Timekeeping Systems: Ex: Advanced software applications and data collection devices – including everything from basic, mechanical card punch timeclocks to biometric scanners, telephone systems with number validation and voice recognition, web applications, bar code readers and GPS technology. After data is collected, the software is responsible for administering the calculation of pay according to complex federal and state rules, union bargaining agreements, human resource policy, and scheduling models that seek to balance the employer’s workload against employee schedule preferences and personal constraints. In other words, for employees to be treated and paid fairly and consistently, employers must understand and configure these systems appropriately. With the technology advancing, practices that were acceptable under paper or strictly mechanical devices are no longer acceptable. Ex: Workers today work remotely – at home, in the car, by computer, etc. This complicates reporting of time and the definition of what is compensable time. Thousands of employees are suing their employers for failure to pay for time worked (e.g. class action suits against Walmart, AT&T, and numerous other employers in industries as diverse as hospitals, hospitality, retail and manufacturing), suppression of reported hours to avoid overtime, and a host of other violations of current statutes.

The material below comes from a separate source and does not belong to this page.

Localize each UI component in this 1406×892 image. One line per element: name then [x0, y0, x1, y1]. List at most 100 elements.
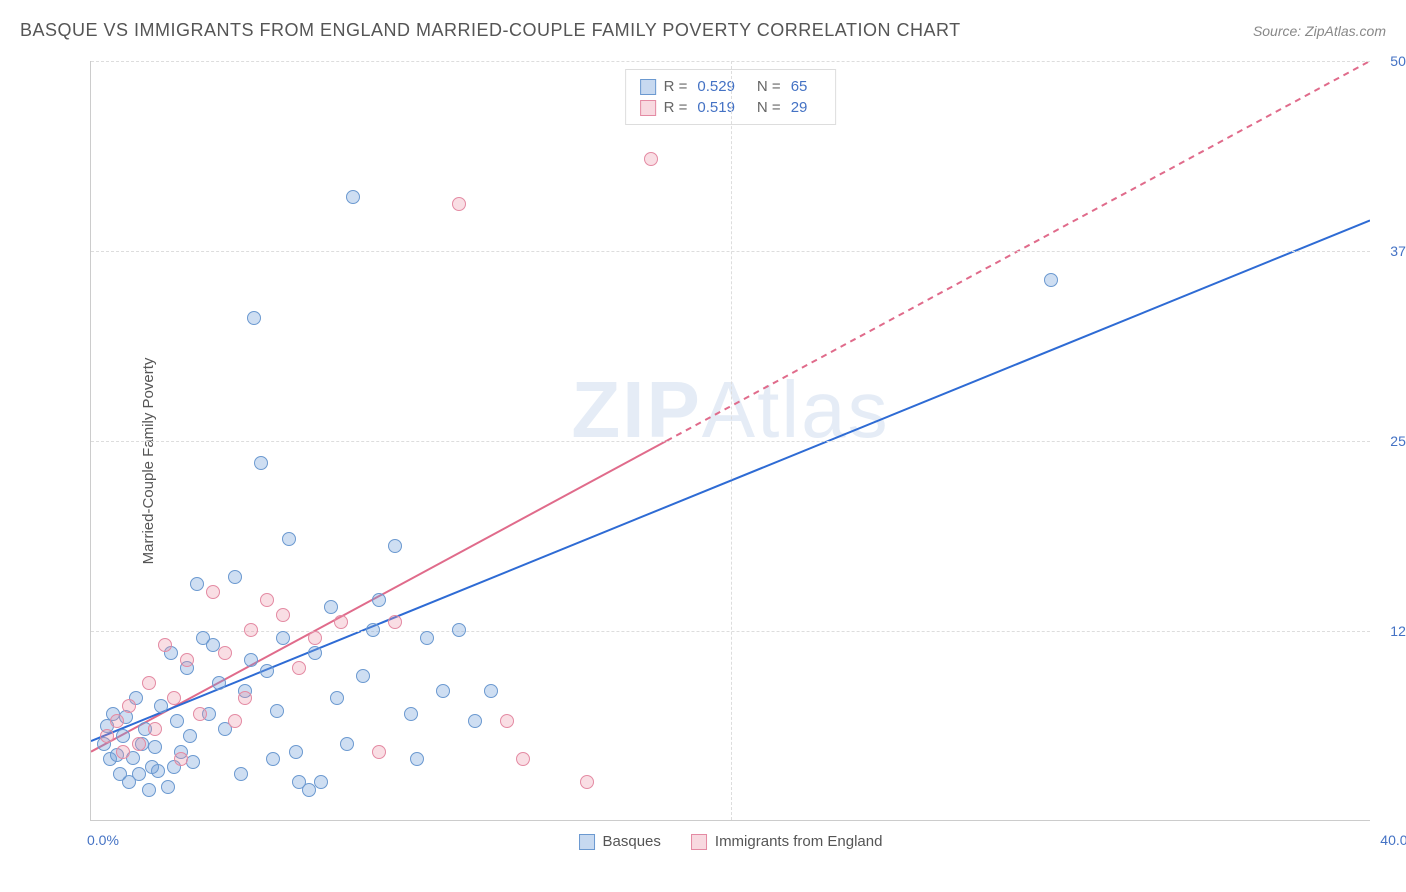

Scheduling Systems: Today the challenge is “work-life fit”. Employees are working multiple jobs, juggling child & elder care, night classes, and transportation with working hours. Today’s highly optimized scheduling systems used the wrong way can put undue burden on workers, produce unpredictable schedules based on business volume rather than employee availability, reduce total hours disqualifying employees from qualifying for company benefits such as healthcare, or create fatigue, stress and health problems from being overworked and under-rested. In some industries, fatigue is highly regulated and employers MUST understand how to manage work time. Scheduling systems used improperly – focusing on bottom line profits rather than patient care or worker safety– can result in increased patient falls and medical errors in the healthcare industry or increased on the job injuries in manufacturing environments. They can also hurt low wage workers where schedule stability and reduced hours fail to match financial and personal needs

Leave Systems: The federal Family Medical Leave Act mandates a complex set of rules for managing employee attendance. Making sure workers receive their full benefits is very difficult without an automated system. Yet, few people understand how to translate the laws into system usage. While abuse is rampant, costing employers millions of dollars, poor management can also create hardships for employees who do not get to enjoy the full advantages of this program.

Analytics Products: Applications which link business systems with labor activity and cost. Integration is often found in retail Point of Sale systems, Healthcare Patient Information Systems, Manufacturing ERP (Enterprise Resource Planning) systems, Human Resource systems, Payroll Systems, Business Intelligence systems (BI, Data warehouse). These intelligent systems can manage everything from employee fatigue to machine utilization and customer traffic.